By then, the temptation to interfere with the clarity of Gregorie's design was irresistible and the last pre-war models were given an ornate grille in place of the flared "wings'' of chrome. Edsel Ford hated this response to the new noses of new Cadillacs, but he died in 1943; Gregorie, supported it and the embellishment grew to Wurlitzer scale in post-war models.

Made by hand or pressed by die, the Lincoln Continental was, in essence, cobbled together; it cost more than half as much again as the Zephyr, was heavier and slower and was best for boulevardiers.

When at the age of 36, I drove an early model nurtured by a grandee of Philadelphia, it wallowed on every bend, the steering had more slop than ever Oliver Twist could plead for, and the brakes were, at best, absent-minded. But the engine whispered at boulevardier pace and the three-speed gearbox was surprisingly precise. And the body was utterly seductive.

Is such seduction enough to make a classic?
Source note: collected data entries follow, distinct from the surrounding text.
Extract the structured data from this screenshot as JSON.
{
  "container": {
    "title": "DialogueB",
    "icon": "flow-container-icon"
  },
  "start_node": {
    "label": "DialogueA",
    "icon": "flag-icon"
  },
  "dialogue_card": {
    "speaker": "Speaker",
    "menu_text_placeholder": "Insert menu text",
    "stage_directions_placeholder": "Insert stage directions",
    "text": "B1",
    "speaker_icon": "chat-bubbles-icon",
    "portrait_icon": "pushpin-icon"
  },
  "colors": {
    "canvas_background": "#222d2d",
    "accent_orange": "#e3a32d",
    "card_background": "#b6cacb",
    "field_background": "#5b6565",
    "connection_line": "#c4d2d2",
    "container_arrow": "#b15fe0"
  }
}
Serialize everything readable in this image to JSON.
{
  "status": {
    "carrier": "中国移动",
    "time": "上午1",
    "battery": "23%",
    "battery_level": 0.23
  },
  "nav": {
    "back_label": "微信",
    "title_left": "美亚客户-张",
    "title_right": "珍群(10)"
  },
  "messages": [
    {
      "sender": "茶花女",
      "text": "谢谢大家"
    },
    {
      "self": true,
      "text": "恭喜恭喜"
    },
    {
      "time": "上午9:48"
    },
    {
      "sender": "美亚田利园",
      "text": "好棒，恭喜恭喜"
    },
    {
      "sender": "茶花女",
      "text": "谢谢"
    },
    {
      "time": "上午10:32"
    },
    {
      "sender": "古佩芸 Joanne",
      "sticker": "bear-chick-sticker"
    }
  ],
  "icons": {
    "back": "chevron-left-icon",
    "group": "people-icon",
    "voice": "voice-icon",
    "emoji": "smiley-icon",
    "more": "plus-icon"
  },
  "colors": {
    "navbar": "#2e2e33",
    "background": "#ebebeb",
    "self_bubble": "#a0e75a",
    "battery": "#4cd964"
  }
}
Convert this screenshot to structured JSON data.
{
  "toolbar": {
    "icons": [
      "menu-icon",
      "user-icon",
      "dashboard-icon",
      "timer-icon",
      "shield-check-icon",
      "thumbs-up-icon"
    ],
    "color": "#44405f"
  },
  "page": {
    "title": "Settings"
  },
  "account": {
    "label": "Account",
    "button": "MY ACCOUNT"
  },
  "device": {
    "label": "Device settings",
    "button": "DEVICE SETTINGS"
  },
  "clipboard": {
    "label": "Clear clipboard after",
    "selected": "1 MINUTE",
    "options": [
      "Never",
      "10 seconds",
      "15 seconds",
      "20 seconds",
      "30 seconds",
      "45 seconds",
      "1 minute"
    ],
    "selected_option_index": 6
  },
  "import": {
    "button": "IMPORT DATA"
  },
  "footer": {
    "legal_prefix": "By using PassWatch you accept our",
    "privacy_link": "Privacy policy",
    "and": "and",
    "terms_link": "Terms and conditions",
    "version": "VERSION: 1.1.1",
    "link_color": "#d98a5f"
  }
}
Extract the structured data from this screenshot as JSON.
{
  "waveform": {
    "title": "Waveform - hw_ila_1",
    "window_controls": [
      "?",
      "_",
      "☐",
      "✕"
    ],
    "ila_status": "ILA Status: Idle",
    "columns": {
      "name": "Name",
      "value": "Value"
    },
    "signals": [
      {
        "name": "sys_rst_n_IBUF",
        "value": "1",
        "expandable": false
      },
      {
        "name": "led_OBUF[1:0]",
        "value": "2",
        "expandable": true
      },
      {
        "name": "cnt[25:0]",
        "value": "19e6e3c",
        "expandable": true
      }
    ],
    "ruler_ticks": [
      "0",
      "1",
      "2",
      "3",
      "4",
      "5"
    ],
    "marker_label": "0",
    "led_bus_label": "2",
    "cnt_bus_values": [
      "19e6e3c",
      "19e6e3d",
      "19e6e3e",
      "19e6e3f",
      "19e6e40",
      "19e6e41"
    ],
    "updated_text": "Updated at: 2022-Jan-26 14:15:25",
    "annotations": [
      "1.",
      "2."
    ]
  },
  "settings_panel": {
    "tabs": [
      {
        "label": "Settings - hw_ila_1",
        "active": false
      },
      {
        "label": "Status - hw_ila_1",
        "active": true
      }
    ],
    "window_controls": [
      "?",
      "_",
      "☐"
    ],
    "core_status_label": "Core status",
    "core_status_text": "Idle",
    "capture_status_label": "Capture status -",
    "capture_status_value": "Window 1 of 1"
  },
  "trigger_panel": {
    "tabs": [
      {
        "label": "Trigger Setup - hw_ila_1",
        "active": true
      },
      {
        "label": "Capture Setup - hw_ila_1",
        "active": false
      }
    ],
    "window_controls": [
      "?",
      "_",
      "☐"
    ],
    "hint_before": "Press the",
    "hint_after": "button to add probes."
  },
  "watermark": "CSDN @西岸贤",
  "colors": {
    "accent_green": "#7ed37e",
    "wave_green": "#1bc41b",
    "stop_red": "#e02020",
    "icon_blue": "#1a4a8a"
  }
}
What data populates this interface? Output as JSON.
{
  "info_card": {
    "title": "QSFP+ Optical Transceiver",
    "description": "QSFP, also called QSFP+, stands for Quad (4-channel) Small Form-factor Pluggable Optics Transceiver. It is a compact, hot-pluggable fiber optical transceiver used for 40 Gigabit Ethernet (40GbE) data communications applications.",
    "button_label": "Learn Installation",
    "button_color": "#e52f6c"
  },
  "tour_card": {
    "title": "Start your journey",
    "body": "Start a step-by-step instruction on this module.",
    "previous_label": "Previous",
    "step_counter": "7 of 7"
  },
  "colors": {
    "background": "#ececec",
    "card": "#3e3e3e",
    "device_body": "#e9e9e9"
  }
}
Only two models were made, the convertible Cabriolet (a two-door drop-head coupe) and the Coupé (a closed car with rear quarter-lights); the former has much the cleaner line, less cluttered by chrome window frames, and is by a ratio of one to two the rarer of the pair.

The most desirable is the model made in 1941 with the original nose and the substitution of push-buttons for door handles, the model that still speaks of Edsel Ford as a frustrated connoisseur of design and taste.

But in performance the Continental is a sluggard (even the post-war model with power pushed to 130 bhp) and its Ford suspension more the successor to Constable's Hay Wain than the precursor of today's Mondeo; am I too much of a purist in damning it as all wow and no integrity?